I'm not promoting ADA - you can use alternatives, but your equipment has to be on par. Filtration, bio media, lights, temperature. If these are not adequate, you will struggle with algae every now and then in the later stages.
During the setup phase, plants must be dense. How dense, I need to give you a booklet that shows the density - but the gap is like 2-3 cm for the carpet. Once flooded, ferts start from setup day. Potassium ferts only for first week (meaning, no trace ferts). And Green Bacter and Phyton Git from day one. Daily dosed. The latter are very important, especially Phyton Git because that impedes algae. WC is twice a week, for the first 2 weeks. Thereafter is weekly.

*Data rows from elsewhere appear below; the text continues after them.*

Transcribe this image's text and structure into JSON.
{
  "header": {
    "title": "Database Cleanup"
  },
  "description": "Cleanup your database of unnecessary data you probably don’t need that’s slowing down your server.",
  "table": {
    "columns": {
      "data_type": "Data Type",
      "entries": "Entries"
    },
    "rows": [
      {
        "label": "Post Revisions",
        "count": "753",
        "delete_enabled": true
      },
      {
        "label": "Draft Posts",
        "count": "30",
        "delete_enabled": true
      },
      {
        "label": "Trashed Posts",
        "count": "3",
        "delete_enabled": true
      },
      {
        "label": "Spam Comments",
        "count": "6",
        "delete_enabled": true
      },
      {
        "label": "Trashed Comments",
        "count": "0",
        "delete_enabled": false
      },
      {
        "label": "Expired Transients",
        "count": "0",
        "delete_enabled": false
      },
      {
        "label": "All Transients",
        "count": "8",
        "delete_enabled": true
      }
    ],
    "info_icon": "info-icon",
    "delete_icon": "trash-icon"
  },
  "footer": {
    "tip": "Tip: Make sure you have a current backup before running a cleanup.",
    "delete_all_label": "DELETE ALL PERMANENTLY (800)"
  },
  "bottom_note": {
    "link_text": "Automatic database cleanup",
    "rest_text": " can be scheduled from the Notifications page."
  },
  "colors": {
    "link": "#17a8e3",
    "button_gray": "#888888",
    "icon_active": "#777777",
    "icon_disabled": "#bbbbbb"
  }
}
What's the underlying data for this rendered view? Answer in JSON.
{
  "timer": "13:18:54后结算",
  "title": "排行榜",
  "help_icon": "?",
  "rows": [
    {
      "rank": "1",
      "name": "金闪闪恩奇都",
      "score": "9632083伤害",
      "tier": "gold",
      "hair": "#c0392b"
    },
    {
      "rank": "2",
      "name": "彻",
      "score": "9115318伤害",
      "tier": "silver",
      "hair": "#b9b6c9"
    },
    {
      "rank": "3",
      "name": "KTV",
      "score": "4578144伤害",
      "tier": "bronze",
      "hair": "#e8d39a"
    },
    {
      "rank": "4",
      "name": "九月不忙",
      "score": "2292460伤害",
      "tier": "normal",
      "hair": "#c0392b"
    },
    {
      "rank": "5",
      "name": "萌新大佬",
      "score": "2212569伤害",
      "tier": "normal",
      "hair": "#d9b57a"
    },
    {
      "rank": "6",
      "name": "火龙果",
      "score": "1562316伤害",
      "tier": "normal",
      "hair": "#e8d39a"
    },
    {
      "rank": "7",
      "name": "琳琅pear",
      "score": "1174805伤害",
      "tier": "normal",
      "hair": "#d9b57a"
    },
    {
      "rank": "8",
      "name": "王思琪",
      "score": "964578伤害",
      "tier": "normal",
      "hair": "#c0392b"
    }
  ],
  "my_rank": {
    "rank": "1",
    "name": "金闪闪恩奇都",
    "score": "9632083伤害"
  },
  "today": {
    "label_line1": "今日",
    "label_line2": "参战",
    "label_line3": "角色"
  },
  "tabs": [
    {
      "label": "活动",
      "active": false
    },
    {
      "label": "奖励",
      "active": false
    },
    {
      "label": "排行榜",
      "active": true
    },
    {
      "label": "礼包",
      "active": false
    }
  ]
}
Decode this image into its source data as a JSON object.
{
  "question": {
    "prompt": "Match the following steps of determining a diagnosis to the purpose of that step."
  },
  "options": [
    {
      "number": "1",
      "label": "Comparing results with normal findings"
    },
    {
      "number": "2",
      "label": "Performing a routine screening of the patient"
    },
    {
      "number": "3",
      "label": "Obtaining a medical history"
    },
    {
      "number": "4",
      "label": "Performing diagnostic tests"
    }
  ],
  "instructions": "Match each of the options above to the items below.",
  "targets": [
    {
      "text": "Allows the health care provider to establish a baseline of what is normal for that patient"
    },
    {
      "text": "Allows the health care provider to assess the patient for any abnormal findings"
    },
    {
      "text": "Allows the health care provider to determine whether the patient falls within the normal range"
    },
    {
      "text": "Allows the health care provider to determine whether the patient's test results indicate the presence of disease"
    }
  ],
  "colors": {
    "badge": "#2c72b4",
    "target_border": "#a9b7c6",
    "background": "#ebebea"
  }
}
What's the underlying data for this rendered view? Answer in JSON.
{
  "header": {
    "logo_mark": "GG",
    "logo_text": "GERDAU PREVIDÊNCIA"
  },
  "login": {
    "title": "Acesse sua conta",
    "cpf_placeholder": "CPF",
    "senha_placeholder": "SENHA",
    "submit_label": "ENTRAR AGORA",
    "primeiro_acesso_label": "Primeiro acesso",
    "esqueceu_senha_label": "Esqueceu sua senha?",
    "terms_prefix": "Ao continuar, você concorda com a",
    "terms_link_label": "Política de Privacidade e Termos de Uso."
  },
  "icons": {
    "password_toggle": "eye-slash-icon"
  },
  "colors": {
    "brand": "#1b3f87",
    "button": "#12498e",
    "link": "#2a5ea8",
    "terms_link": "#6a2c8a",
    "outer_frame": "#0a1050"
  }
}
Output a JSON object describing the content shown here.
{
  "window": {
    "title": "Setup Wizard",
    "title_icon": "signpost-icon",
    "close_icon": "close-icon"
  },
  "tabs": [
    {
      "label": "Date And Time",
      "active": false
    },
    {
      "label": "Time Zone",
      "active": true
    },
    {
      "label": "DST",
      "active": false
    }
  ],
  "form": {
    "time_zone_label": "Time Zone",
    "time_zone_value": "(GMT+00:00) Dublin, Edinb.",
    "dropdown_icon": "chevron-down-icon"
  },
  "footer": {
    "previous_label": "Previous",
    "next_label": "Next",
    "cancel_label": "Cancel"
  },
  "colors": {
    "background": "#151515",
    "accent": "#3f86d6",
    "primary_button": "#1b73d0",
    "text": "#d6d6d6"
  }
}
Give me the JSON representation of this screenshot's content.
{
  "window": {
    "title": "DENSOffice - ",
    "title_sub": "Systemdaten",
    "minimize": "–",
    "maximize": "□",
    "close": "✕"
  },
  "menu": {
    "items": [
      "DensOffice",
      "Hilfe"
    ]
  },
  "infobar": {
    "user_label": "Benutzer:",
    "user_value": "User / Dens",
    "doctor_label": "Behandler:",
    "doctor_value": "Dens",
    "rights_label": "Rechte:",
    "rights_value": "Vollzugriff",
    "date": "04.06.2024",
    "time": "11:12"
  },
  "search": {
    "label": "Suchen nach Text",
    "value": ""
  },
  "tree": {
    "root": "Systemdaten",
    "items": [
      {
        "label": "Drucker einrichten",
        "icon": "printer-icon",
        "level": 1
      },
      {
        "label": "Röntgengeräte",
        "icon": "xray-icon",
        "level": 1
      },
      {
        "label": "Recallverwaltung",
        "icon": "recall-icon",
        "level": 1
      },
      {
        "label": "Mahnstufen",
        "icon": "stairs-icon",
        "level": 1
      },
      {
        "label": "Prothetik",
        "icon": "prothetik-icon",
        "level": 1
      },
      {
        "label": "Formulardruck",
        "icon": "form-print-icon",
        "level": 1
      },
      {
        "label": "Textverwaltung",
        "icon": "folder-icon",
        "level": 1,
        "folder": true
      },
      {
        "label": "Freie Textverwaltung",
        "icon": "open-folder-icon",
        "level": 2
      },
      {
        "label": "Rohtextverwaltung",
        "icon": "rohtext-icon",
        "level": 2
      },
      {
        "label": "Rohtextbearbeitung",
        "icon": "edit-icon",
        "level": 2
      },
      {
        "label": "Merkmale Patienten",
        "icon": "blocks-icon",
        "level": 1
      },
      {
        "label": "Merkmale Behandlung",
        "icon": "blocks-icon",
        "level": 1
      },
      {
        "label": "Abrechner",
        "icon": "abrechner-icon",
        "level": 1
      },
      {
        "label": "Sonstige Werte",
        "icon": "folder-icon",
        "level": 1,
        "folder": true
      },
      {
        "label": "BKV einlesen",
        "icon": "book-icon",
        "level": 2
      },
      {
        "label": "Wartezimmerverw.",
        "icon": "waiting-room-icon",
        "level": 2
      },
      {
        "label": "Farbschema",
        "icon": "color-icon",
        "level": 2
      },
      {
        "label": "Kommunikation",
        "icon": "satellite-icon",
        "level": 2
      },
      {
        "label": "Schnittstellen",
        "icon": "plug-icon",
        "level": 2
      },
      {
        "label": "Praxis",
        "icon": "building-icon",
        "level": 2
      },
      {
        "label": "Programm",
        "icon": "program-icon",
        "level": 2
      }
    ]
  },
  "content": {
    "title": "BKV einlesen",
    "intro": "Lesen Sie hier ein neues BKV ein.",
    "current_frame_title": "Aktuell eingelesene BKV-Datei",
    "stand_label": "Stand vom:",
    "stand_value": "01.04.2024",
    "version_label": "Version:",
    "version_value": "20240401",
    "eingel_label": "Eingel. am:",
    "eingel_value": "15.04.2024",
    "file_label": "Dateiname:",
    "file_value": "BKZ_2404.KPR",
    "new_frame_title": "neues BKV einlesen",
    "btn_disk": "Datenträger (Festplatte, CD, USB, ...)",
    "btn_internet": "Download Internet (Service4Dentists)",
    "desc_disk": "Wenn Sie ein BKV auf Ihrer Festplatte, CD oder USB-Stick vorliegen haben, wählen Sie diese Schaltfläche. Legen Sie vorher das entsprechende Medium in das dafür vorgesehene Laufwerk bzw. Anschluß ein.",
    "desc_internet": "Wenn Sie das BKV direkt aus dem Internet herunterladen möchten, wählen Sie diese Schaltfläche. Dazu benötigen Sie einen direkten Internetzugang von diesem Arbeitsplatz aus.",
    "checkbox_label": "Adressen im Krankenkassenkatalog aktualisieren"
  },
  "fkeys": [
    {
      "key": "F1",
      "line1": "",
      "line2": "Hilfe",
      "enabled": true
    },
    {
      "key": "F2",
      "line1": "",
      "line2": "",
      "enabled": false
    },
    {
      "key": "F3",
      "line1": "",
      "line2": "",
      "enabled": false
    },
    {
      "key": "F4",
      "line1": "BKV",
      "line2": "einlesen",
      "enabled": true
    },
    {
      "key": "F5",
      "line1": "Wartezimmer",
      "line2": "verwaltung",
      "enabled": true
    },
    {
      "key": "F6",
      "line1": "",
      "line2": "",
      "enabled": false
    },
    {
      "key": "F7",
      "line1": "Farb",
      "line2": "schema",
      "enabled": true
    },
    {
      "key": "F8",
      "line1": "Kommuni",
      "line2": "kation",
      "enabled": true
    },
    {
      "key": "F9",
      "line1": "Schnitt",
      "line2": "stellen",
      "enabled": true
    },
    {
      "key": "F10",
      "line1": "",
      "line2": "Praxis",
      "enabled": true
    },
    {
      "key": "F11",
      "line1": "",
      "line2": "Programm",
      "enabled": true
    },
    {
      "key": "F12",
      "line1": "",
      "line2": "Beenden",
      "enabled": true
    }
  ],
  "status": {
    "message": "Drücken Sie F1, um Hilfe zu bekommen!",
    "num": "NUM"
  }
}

Trace ferts starts on week 2 (day 7 onwards). Diatoms will appear around 1-2 weeks. To control this, add 3-5 Ottos, and 1-3 SAE (for 2 footers). Many will question this, because the tank is not fully cycled. Even I questioned this, but I swallowed the bitter pill and just taroh them in. And it worked. My diatoms were under control - and no fish died. The diatoms were not even visible after that. Past 14 days, add in between 10-20 Yamatos (for 2 footer). And with weekly maintenance, and good equipment, and good ferts - no visible algae during setup phase.
Disclaimer is this was my experience. I'm sure there are many other ways to do it, and many people have had good success with other methods.
After the tank have stabilized, you can remove the cleaning crew and just keep the bare minimum.
Oh yeah, forgot to mention about the melting plants. Its normal for some melting during the acclimatizing stage. My MC had a month of slow growth, but after 2 months, it grows like crazy.
For your stage, I would dose daily, especially Phyton Git, and regular cleaning. The MC will slowly bounce back, but algae must be kept in check otherwise it will drown out the MC.
Be careful with the cleanup crew. if the plant have not rooted enough, the Yamato shrimp will pull it out. This one you need to monitor.
I didn't have that problem because mine was a different carpet grass and my MC was planted as wabikusa.